Attorney-Client Privilege -


I. State the general circumstances under which the jurisdiction will treat a communication as attorney-client privileged, including identification of all required elements/circumstances.

Massachusetts highest court, the Supreme Judicial Court, has defined the attorney client privilege as follows:

The classic formulation of the attorney-client privilege… is found in 8 J. Wigmore, Evidence § 2292 (McNaughton rev. ed. 1961): (1) Where legal advice of any kind is sought (2) from a professional legal adviser in his capacity as such, (3) the communications relating to that purpose, (4) made in confidence (5) by the client, (6) are at his instance permanently protected, (7) from disclosure by himself or by the legal adviser, (8) except the protection be waived.

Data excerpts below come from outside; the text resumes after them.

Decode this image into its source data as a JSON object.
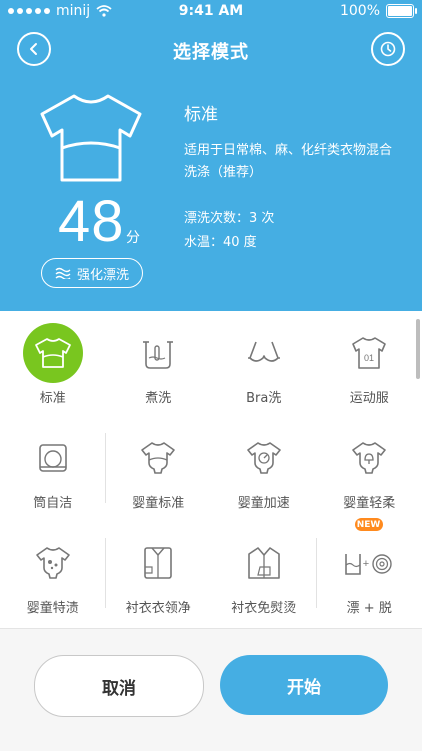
{
  "status_bar": {
    "carrier": "minij",
    "time": "9:41 AM",
    "battery": "100%"
  },
  "header": {
    "title": "选择模式"
  },
  "current_mode": {
    "name": "标准",
    "description": "适用于日常棉、麻、化纤类衣物混合洗涤（推荐）",
    "minutes": "48",
    "minutes_unit": "分",
    "boost_label": "强化漂洗",
    "rinse_count": "漂洗次数：3 次",
    "water_temp": "水温：40 度"
  },
  "modes": [
    {
      "label": "标准",
      "icon": "shirt-icon",
      "selected": true
    },
    {
      "label": "煮洗",
      "icon": "boil-pot-icon"
    },
    {
      "label": "Bra洗",
      "icon": "bra-icon"
    },
    {
      "label": "运动服",
      "icon": "jersey-icon"
    },
    {
      "label": "筒自洁",
      "icon": "drum-clean-icon"
    },
    {
      "label": "婴童标准",
      "icon": "baby-onesie-icon"
    },
    {
      "label": "婴童加速",
      "icon": "baby-onesie-fast-icon"
    },
    {
      "label": "婴童轻柔",
      "icon": "baby-onesie-gentle-icon"
    },
    {
      "label": "婴童特渍",
      "icon": "baby-onesie-stain-icon"
    },
    {
      "label": "衬衣衣领净",
      "icon": "shirt-collar-icon"
    },
    {
      "label": "衬衣免熨烫",
      "icon": "shirt-no-iron-icon"
    },
    {
      "label": "漂 + 脱",
      "icon": "rinse-spin-icon",
      "badge": "NEW"
    }
  ],
  "actions": {
    "cancel": "取消",
    "start": "开始"
  },
  "colors": {
    "primary": "#45aee3",
    "selected": "#79c61f",
    "badge": "#ff8a1e"
  }
}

Commissioner of Revenue v. Comcast Corp., 453 Mass. 293, 303, 901 N.E.2d 1185, 1194 (2009) (internal quotations and citations omitted).

Such communications, however, are destroyed when the communication is made in the presence of a “nonnecessary agent of the attorney or client.” Commonwealth v. Senior, 433 Mass. 453, 457 (2001). The privilege can also be waived expressly or implicitly. See Commonwealth v. Woodberry, 26 Mass. App. Ct. 636, 637 (1988).

II. Does the jurisdiction recognize/preserve the attorney-privilege for communications among co-defendants in joint-defense or common-interest situations? If so, what are the requirements for establishing two or more co-defendants’ communications qualify?

Yes. Defendants invoking the joint defense privilege need only prove that (1) the communication was made in the course of a joint defense effort, (2) the statement was designed to further such an effort, and (3) the privilege was not waived. See Hanover Ins. Co. v. Rapo & Jepsen Ins. Servs., Inc., 449 Mass. 609, 619 (2007).

A Massachusetts Superior Court, however, recently held the joint defense doctrine does not protect against communications regarding a shared legal interest with parties that do not have counsel. See Am.’s Test Kitchen, Inc. v. Kimball, No. 1684CV03325BLS2, 2018 WL 2049490, at *4 (Mass. Super. 2018).

III. Identify key pitfalls/situations likely to result in the loss of the ability to claim the protections of the privilege – e.g., failure to assert, waiver, crime-fraud exception, assertion of advice of counsel, transmittal to additional non-qualifying recipients, etc.

The attorney client privilege does not apply to the following:

• Furtherance of a crime or fraud. See Matter of John Doe Grand Jury Investigation, 408 Mass. 480, 486, 562 N.E.2d 69, 72 (1990).

• Disputes between joint clients. See Vicor Corp. v. Vigilant Ins. Co., 674 F.3d 1, 19 (1st Cir. 2012).

• A decedent’s intent as to the disposition of property by will. See Doherty v. O’Callaghan, 157 Mass. 90, 92, 31 N.E. 726, 727 (1892).

• Actions by an attorney against a client for fees or by a client against an attorney alleging wrongful conduct. See Com. v. Woodberry, 26 Mass. App. Ct. 636, 530 N.E.2d 1260 (1988).

• The identity of an attorney’s client, the source of payment for attorney’s fees, the date of any communications and the amounts paid to the attorney. See Conlon v. Rosa, 2004 WL 1627337 (Mass. Land Ct. 2004).

Additionally, in RFF v. Burns & Levinson, 465 Mass. 702, 703 (2013), the Massachusetts Supreme Judicial Court for the first time ruled that the privilege does not necessarily apply to confidential communications between law firm attorneys and a law firm’s in-house counsel. Specifically, the Court stated that such can only be deemed confidential “provided that (1) the law firm has designated an attorney or attorneys within the firm to represent the firm as in-house counsel, (2) the in-house counsel has not performed any work on the client matter at issue or a substantially related matter, (3) the time spent by the attorneys in these communications with in-house counsel is not billed to a client, and (4) the communications are made in confidence and kept confidential.” Id.

IV. Identify any recent trends or limitations imposed by the jurisdiction on the scope of the attorney-client privilege.

With the increase in the use of e-discovery, there has inevitably been, and will continue to be, a growing concern over the attorney-client privilege and the inadvertent disclosure of potentially privileged communications. While Massachusetts has yet to rule on the waiver of the privilege specifically in the e-discovery context, courts look to a balancing test as set forth in Matter of Reorganization of Elec. Mut. Liab. Ins. Co., (Bermuda), 425 Mass. 419, 423, 681 N.E.2d 838, 841 (1997). Courts look to whether the disclosure was inadvertent and whether reasonable and prompt steps were taken prevent disclosure. Id.